Сразу же он открывает ей дверцу и она занимает место. Он хотел обойти автомобиль спереди, но передумал и дал задний ход. Он страшится ее взгляда. Он садится, положив одну руку на руль, и вставляет ключ в зажигание. В эту секунду ему нужен этот решительный жест. Клер опускает солнцезащитный козырек, поправляет челку перед зеркальцем, нарушает молчание очередной своей неожиданной просьбой.

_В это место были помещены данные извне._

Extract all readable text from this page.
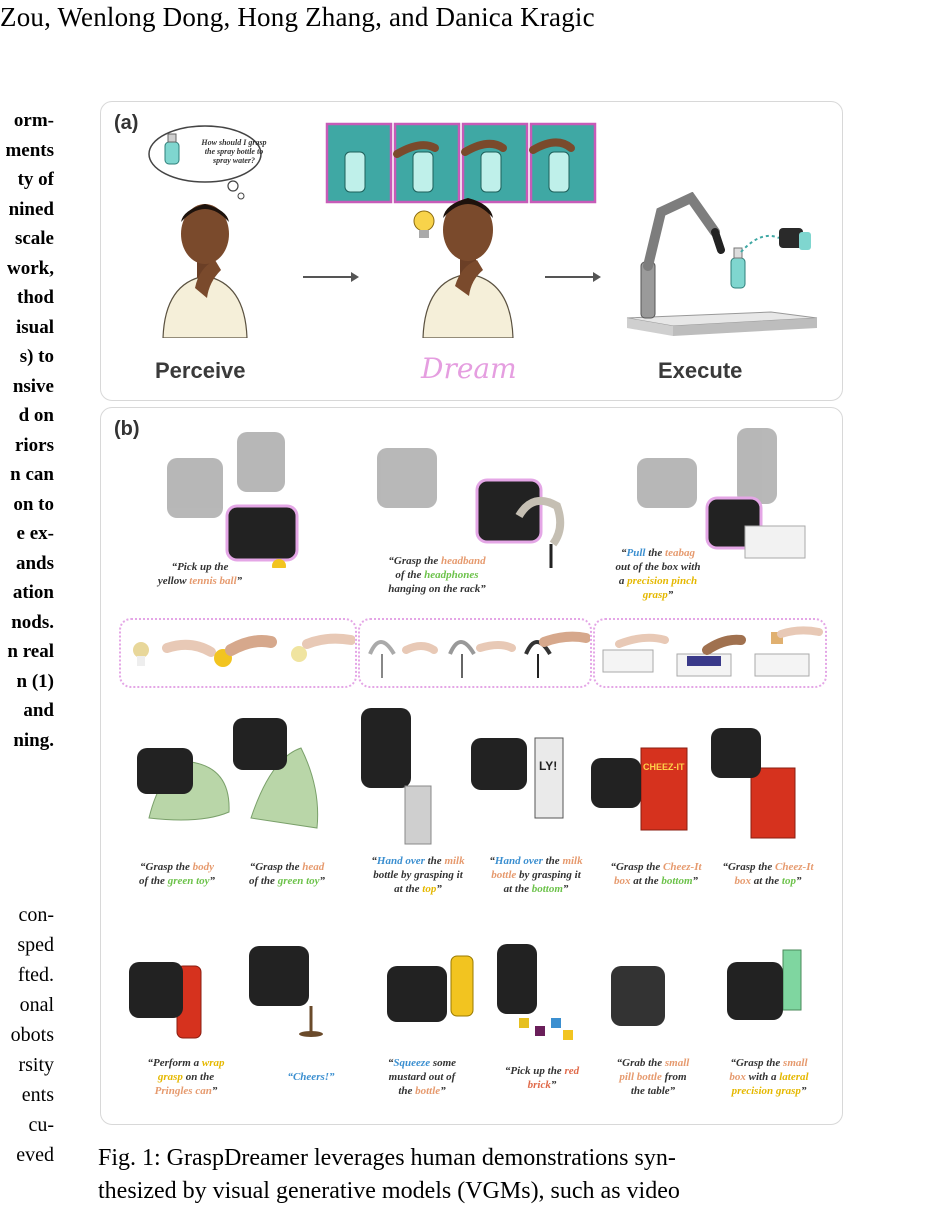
Zou, Wenlong Dong, Hong Zhang, and Danica Kragic
orm-
ments
ty of
nined
scale
work,
thod
isual
s) to
nsive
d on
riors
n can
on to
e ex-
ands
ation
nods.
n real
n (1)
and
ning.
con-
sped
fted.
onal
obots
rsity
ents
cu-
eved
(a)
How should I grasp the spray bottle to spray water?
Perceive	Dream	Execute
(b)
“Pick up the
yellow tennis ball”
“Grasp the headband
of the headphones
hanging on the rack”
“Pull the teabag
out of the box with
a precision pinch
grasp”
LY!	CHEEZ-IT
“Grasp the body
of the green toy”
“Grasp the head
of the green toy”
“Hand over the milk
bottle by grasping it
at the top”
“Hand over the milk
bottle by grasping it
at the bottom”
“Grasp the Cheez-It
box at the bottom”
“Grasp the Cheez-It
box at the top”
“Perform a wrap
grasp on the
Pringles can”
“Cheers!”
“Squeeze some
mustard out of
the bottle”
“Pick up the red
brick”
“Grab the small
pill bottle from
the table”
“Grasp the small
box with a lateral
precision grasp”
Fig. 1: GraspDreamer leverages human demonstrations syn-
thesized by visual generative models (VGMs), such as video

– Раз уж вы собираетесь изменить мой голос, расскажите мне о вашей жизни.
– К вашим услугам.
– Вы не должны говорить мне такие слова.
Артур аккуратно держит руки на руле; стоит жара. Монотонным голосом он рассказывает то, что заслуживает описания, и то, о чем следовало бы умолчать. Она слушает, сидя к нему в профиль, в неподвижной машине. Улица пустынна. Иногда несвежий ветерок, несущий запах мусорных баков, городской ветерок, уносит слова. Он говорит не для того, чтобы поговорить с ней, а для того, чтобы удержать ее. Клер собирает его слова в молчании. Кажется, что она остерегается, но не Артура, а его притягательности, которую она ощущает. И для Артура эта настороженность как магнит.